Kumo argues that existing approaches to predictive AI on enterprise data lose valuable signals by flattening multi-table datasets before modelling begins. KumoRFM-2 instead uses what it describes as a Relational Graph Transformer architecture that preserves links across rows, columns and foreign keys.

The architecture was published at ICLR 2026, according to Kumo, and replaces graph neural network methods that are limited by local neighbourhoods. The company says the model processes data at 5 GB a second and handles 20 million lookups a second through a custom graph engine connected directly to SQL databases and cloud data warehouses including Snowflake, Databricks and Spark.

Founders' View

Kumo was founded by Dr. Vanja Josifovski, Dr. Jure Leskovec and Dr. Hema Raghavan. The founding team previously held senior roles at Airbnb, Pinterest, LinkedIn and Stanford, and created the PyTorch Geometric graph machine learning library.

"Enterprise data - customer records, transactions, product catalogs - holds enormous untapped revenue potential. Until now, using that data to generate business predictions required months of feature engineering and deep data science expertise, putting it out of reach for most teams," said Josifovski.

"KumoRFM-2 changes that: it's the only model that actually understands the relationships across your tables instead of destroying them, it scales to hundreds of billions of rows, and it lets any team ask predictive questions in natural language. No feature engineering. No data science expertise required," he said.

Leskovec explained the technical rationale for the system in terms of how structured data should be represented.

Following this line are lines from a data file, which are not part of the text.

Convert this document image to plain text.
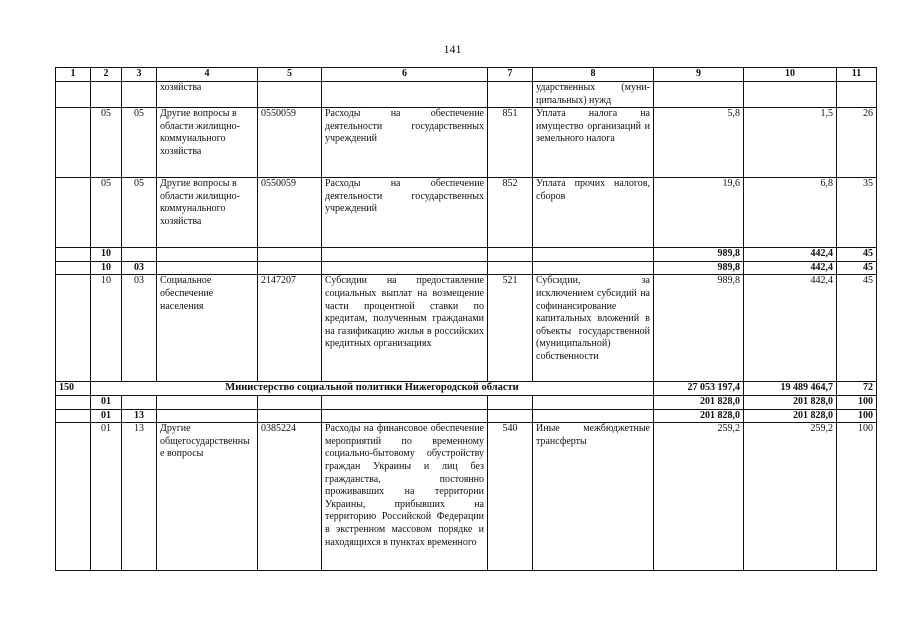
141
1	2	3	4	5	6	7	8	9	10	11
			хозяйства				ударственных (муни-ципальных) нужд			
	05	05	Другие вопросы в области жилищно-коммунального хозяйства	0550059	Расходы на обеспечение деятельности государственных учреждений	851	Уплата налога на имущество организаций и земельного налога	5,8	1,5	26
	05	05	Другие вопросы в области жилищно-коммунального хозяйства	0550059	Расходы на обеспечение деятельности государственных учреждений	852	Уплата прочих налогов, сборов	19,6	6,8	35
	10							989,8	442,4	45
	10	03						989,8	442,4	45
	10	03	Социальное обеспечение населения	2147207	Субсидии на предоставление социальных выплат на возмещение части процентной ставки по кредитам, полученным гражданами на газификацию жилья в российских кредитных организациях	521	Субсидии, за исключением субсидий на софинансирование капитальных вложений в объекты государственной (муниципальной) собственности	989,8	442,4	45
150	Министерство социальной политики Нижегородской области							27 053 197,4	19 489 464,7	72
	01							201 828,0	201 828,0	100
	01	13						201 828,0	201 828,0	100
	01	13	Другие общегосударственные вопросы	0385224	Расходы на финансовое обеспечение мероприятий по временному социально-бытовому обустройству граждан Украины и лиц без гражданства, постоянно проживавших на территории Украины, прибывших на территорию Российской Федерации в экстренном массовом порядке и находящихся в пунктах временного	540	Иные межбюджетные трансферты	259,2	259,2	100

"For years, AI has been constrained by a fundamental limitation of not being able to reason over structured enterprise data. Database is not a document, it is a graph of relationships," said Leskovec.

"KumoRFM-2 is the first model that sees the full graph. We developed Relational Graph Transformers, where the AI model can attend to any datapoint, preserving the complete structure of relational data at arbitrary scale. And by adding a natural language interface, we make it possible for teams across the organization to ask not just what happened, but what will happen next, and why."

Model Claims

Kumo says the system is the first few-shot foundation model to outperform task-specific supervised approaches on common benchmark tasks for structured enterprise data. According to the company, it beat the best single-table foundation model by 18%, outperformed large language model-based approaches by more than 10%, and exceeded the best supervised relational models by 1.5%.

Kumo also says KumoRFM-2 can produce strong results using in-context learning alone, without task-specific model building or feature engineering. The approach may require as little as 0.2% of the labelled data used by supervised methods.

The model was pre-trained on a combination of synthetic and real-world relational databases, Kumo says, and none of the evaluation datasets were included in pre-training. The company is backed by Sequoia Capital and says its software is deployed at customers including DoorDash, Snowflake, Databricks, Reddit, Coinbase and Sainsbury's.

The system also includes a natural-language layer that translates questions into what Kumo calls Predictive Query Language, a structured representation used to generate predictions and explanations for results.